Prevista una quota pari al 4% delle multe
MACERATA - Si tratta di un accordo approvato nel 2013 dall'amministrazione comunale, la determina del comandante Danilo Doria ha fissato per il 2023 la quota minima prevista
Venticinquemila euro dalle casse comunali per il pagamento della quota 2023 della previdenza integrativa degli appartenenti al corpo della polizia locale.
La determina è stata firmata dal comandante della polizia locale Danilo Doria ed è appena stata pubblicata all’albo pretorio del Comune. Nulla però che possa minimamente far pensare ad una iniziativa unilaterale della polizia locale: la determina recepisce infatti l’accordo siglato con l’amministrazione comunale del capoluogo nel lontano 2013.
Un accordo che riprende una legge del 2010, la 120, che dispone che «una quota pari al 50% dei proventi spettanti al Comune sia destinata alle seguenti finalità: in misura non inferiore a un quarto della quota a segnaletica stradale; in misura non inferiore a un quarto della quota, al potenziamento delle attività di controllo e di accertamento delle violazioni in materia di circolazione stradale; ad altre finalità connesse al miglioramento della sicurezza e circolazione stradale, ivi comprese misure dui assistenza e di previdenza per il personale».
La giunta comunale, nel 2013, ha autorizzato che «siano destinati al fondo di previdenza integrativa una quota pari al 4% dell’ammontare delle sanzioni elevate nel corso dell’anno, comunque non inferiore a 25mila euro».
Per il 2023 la cifra erogata è stata quella minima prevista dall’accordo, anche perchè la previsione dell’utilizzo possibile del 4% delle multe può far erroneamente credere che gli agenti di polizia locale possano essere più motivati a contestare infrazioni al codice della strada. A titolo di curiosità, sembra che la polizia locale sia l’unico settore del Comune a vantare un accordo per la previdenza complementare.
(l. pat.)
Speriamo che serva a far sì che i vigili si avvedano maggiormente di chi ,alla guida,fa uso del cellulare . La moda è imperante e non è difficile accorgersene.
Sarei curioso di conoscere il numero delle contravvenzioni che , a tale titolo,vengono elevate in un anno. Qualcuno raccoglierà l ‘invito?
Grande comandante Doria.
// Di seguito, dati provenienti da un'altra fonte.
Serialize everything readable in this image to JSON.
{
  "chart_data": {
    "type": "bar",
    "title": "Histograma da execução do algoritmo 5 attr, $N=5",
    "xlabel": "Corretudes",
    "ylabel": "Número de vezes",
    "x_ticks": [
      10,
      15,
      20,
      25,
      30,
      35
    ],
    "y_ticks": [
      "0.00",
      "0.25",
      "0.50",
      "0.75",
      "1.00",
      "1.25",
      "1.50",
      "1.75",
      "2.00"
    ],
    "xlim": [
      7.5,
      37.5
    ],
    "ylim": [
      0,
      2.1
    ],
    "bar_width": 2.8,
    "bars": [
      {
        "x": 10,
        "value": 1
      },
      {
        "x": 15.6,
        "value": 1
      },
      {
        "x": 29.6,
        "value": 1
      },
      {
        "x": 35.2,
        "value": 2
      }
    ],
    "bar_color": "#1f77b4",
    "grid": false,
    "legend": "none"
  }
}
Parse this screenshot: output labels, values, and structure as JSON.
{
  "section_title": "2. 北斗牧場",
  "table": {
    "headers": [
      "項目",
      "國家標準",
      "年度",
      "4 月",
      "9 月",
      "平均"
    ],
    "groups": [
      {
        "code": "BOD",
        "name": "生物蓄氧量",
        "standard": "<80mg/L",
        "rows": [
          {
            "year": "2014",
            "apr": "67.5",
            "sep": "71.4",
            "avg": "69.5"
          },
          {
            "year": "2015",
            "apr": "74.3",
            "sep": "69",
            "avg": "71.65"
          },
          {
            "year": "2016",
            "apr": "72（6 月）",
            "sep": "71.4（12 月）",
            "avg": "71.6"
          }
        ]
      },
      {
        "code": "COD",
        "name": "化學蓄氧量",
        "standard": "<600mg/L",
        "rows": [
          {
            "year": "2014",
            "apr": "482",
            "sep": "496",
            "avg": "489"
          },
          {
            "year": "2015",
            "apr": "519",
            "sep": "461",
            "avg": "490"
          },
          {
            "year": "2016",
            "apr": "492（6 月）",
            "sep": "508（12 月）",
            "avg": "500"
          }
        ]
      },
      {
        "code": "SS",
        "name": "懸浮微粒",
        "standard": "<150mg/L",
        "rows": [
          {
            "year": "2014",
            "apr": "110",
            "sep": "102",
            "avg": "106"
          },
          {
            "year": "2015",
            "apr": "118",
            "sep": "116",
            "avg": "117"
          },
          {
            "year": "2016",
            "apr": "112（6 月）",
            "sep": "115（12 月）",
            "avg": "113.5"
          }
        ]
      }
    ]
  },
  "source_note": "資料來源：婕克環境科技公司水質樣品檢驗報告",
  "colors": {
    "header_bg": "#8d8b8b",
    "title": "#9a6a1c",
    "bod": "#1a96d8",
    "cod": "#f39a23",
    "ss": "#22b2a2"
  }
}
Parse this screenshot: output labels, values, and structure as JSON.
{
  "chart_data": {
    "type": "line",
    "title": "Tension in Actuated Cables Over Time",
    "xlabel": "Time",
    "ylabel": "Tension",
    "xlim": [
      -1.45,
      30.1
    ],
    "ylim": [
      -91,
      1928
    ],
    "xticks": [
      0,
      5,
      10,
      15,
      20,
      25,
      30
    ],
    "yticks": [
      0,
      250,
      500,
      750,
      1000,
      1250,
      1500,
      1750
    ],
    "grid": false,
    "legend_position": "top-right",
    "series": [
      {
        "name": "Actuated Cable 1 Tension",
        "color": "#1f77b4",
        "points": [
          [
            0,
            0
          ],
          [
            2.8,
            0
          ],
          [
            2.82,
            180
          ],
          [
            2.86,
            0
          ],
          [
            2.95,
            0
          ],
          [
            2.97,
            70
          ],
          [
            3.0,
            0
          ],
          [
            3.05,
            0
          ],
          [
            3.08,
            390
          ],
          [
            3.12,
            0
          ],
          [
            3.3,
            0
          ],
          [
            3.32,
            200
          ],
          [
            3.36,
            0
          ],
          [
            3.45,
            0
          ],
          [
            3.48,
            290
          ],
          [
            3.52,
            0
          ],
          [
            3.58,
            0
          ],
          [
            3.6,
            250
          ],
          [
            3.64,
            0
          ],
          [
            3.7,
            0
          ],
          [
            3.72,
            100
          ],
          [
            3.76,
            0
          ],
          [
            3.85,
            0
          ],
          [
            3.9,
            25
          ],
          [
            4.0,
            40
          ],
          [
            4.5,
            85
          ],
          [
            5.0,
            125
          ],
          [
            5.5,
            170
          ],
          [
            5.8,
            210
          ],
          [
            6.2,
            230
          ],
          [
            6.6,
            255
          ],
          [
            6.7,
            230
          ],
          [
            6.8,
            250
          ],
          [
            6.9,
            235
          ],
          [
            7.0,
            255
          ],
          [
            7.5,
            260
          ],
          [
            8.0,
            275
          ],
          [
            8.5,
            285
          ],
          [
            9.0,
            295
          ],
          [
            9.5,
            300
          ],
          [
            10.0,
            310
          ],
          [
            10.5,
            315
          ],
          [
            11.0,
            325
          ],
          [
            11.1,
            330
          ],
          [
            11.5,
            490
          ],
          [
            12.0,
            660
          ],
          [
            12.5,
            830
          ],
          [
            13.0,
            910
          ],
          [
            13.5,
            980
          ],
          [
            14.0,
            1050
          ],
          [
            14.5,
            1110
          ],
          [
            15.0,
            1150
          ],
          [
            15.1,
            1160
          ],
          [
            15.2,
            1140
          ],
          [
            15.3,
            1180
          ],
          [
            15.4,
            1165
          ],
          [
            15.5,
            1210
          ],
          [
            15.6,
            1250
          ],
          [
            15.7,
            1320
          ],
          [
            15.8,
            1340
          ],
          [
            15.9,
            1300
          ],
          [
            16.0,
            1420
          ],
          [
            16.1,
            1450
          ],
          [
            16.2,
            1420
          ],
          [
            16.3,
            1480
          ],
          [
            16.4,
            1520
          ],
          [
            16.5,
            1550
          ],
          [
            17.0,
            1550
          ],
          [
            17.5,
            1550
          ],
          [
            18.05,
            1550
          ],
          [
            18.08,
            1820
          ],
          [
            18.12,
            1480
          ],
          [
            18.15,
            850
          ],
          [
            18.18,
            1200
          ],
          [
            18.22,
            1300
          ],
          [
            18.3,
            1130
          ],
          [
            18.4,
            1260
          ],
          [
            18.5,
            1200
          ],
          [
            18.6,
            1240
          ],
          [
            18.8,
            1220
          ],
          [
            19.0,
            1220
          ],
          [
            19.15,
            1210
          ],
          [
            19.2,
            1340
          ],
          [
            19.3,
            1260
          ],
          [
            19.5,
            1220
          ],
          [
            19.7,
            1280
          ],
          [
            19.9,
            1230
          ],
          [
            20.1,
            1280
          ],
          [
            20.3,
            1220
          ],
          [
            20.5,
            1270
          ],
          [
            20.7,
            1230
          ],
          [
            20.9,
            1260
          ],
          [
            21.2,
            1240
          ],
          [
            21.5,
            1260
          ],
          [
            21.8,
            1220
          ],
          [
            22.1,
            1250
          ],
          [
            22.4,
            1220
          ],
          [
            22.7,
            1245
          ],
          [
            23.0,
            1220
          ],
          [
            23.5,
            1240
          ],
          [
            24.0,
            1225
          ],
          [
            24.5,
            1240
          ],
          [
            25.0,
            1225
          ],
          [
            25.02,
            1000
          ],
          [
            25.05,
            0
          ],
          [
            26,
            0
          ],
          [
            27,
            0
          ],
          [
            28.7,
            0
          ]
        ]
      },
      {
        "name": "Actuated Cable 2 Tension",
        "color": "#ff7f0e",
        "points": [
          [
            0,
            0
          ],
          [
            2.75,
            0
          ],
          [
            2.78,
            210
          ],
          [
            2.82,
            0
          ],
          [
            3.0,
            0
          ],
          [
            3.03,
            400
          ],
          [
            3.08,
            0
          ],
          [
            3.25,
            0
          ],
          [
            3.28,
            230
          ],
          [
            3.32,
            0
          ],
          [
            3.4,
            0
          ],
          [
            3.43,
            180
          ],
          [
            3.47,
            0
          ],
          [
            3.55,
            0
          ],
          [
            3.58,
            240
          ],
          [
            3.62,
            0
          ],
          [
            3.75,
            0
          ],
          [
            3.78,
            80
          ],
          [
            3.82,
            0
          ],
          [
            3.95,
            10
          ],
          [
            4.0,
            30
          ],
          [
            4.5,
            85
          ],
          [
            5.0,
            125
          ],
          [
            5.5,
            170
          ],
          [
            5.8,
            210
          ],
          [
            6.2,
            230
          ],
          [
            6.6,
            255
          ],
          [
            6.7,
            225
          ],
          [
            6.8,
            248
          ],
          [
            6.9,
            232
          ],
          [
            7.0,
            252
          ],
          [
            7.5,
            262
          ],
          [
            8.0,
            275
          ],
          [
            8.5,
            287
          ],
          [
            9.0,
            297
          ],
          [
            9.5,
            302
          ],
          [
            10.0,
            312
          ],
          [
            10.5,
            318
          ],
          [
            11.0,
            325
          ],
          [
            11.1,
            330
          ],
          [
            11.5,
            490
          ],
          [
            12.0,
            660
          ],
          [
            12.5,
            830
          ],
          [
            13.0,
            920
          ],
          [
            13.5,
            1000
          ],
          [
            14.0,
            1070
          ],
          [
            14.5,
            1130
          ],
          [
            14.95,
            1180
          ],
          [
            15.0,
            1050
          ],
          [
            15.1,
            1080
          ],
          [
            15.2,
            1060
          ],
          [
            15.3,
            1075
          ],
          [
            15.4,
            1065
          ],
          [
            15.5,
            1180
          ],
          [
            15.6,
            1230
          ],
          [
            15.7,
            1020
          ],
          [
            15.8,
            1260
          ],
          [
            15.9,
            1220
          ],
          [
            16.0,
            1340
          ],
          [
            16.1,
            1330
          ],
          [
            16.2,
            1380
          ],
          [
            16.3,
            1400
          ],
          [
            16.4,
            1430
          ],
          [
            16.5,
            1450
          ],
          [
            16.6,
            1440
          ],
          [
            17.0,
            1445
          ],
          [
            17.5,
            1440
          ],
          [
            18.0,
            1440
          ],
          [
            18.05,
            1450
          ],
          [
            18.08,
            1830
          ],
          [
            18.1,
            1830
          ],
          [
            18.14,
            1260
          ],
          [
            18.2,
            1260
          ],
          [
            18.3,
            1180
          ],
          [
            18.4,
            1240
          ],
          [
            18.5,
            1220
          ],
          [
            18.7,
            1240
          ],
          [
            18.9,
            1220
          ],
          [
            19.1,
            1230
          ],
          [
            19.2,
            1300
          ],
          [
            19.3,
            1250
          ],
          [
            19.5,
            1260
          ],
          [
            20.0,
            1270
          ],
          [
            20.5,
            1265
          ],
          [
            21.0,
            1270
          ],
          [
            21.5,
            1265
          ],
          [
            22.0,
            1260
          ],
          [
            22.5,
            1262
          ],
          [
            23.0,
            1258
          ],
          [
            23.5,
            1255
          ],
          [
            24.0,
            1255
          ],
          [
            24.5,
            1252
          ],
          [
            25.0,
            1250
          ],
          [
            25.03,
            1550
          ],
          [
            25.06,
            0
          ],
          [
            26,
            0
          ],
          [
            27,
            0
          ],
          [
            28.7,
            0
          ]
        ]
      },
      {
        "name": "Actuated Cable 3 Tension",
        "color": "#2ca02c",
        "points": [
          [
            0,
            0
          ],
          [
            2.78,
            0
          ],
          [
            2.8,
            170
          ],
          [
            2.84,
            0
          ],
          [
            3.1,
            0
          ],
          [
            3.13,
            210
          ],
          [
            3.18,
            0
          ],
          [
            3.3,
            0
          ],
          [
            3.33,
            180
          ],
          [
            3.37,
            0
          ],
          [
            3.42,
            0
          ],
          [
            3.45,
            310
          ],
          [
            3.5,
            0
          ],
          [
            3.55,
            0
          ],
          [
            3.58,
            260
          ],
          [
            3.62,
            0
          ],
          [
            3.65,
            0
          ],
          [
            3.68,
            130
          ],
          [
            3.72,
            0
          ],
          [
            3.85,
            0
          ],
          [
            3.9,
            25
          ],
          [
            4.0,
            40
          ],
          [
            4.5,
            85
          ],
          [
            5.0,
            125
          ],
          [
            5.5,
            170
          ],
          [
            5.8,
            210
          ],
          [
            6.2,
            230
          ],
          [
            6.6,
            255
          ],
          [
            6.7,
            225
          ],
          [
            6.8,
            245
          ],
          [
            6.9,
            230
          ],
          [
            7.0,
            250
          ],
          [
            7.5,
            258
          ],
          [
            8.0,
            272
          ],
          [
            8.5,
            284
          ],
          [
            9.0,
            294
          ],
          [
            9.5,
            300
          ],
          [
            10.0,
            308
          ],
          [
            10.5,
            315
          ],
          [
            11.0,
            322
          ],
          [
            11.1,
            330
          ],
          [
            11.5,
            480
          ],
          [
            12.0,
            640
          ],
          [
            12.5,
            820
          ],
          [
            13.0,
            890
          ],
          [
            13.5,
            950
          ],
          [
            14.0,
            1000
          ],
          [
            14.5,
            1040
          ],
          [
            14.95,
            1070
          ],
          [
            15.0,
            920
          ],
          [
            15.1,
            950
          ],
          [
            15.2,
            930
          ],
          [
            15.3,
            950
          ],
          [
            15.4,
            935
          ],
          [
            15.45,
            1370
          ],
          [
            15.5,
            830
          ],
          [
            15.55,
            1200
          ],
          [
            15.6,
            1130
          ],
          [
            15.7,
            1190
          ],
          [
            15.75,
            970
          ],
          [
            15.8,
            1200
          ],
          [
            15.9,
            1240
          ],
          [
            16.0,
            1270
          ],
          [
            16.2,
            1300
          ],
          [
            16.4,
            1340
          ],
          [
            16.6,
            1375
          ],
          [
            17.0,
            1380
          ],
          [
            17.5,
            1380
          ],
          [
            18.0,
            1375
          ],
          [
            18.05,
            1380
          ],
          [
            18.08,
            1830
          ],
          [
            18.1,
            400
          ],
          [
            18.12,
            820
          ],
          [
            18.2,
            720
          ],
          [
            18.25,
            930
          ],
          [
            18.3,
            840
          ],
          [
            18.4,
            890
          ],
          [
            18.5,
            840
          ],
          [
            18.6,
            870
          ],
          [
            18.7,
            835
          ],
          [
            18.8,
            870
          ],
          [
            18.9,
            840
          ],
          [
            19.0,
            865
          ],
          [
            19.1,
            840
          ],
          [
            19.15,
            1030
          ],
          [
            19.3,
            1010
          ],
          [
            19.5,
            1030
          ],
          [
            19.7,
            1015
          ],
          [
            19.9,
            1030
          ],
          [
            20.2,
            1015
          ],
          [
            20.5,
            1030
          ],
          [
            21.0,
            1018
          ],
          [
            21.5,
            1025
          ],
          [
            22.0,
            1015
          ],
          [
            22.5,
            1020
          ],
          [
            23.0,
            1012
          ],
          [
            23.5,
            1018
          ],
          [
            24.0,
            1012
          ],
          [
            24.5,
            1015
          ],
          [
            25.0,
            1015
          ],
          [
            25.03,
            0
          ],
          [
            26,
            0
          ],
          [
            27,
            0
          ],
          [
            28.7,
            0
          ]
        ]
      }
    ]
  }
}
Ce ne fossero come lui.
La previdenza integrativa servirà sempre di più per chi non lo sapesse con il contributivo si arriverà a pensioni misere a meno che uno non prenda dai 3.000 euro in su e non penso che ce ne siano tanti anche se ce ne sono pure troppi secondo il sottoscritto.
I vigli urbani devono controllare e devono ritirare la patente di guida agli automobilisti che spesso giocano con il cellulare mentre guidano.
Oltre a ritirare la patente di guida x l’uso indiscriminato della guida a causa che giocano con il cellulare, devono ritirare quegli che vanno sui monopattini in mezzo alla strada facendo delle acrobazie pericolosissime sia x loro sia x gli altri.
Un chiaro incentivo a fare più multe possibili!
E’ anticostituzionale.
Il bidello o dipendente pubblico nei generis, non possono decidere quanto possa aumentare la propria quota di previdenza integrativa.
In altre parole, se il famosissimo poliziotto che fa tante multe avesse un incentico come questo, andrebbe in pensione con 10.000 al mese.
E’ una istigazione a fare multe al fine di aumentare la propria penzione futura, spero che qualcuno che capisce ingaghi su questo accordo approvato nel 2013.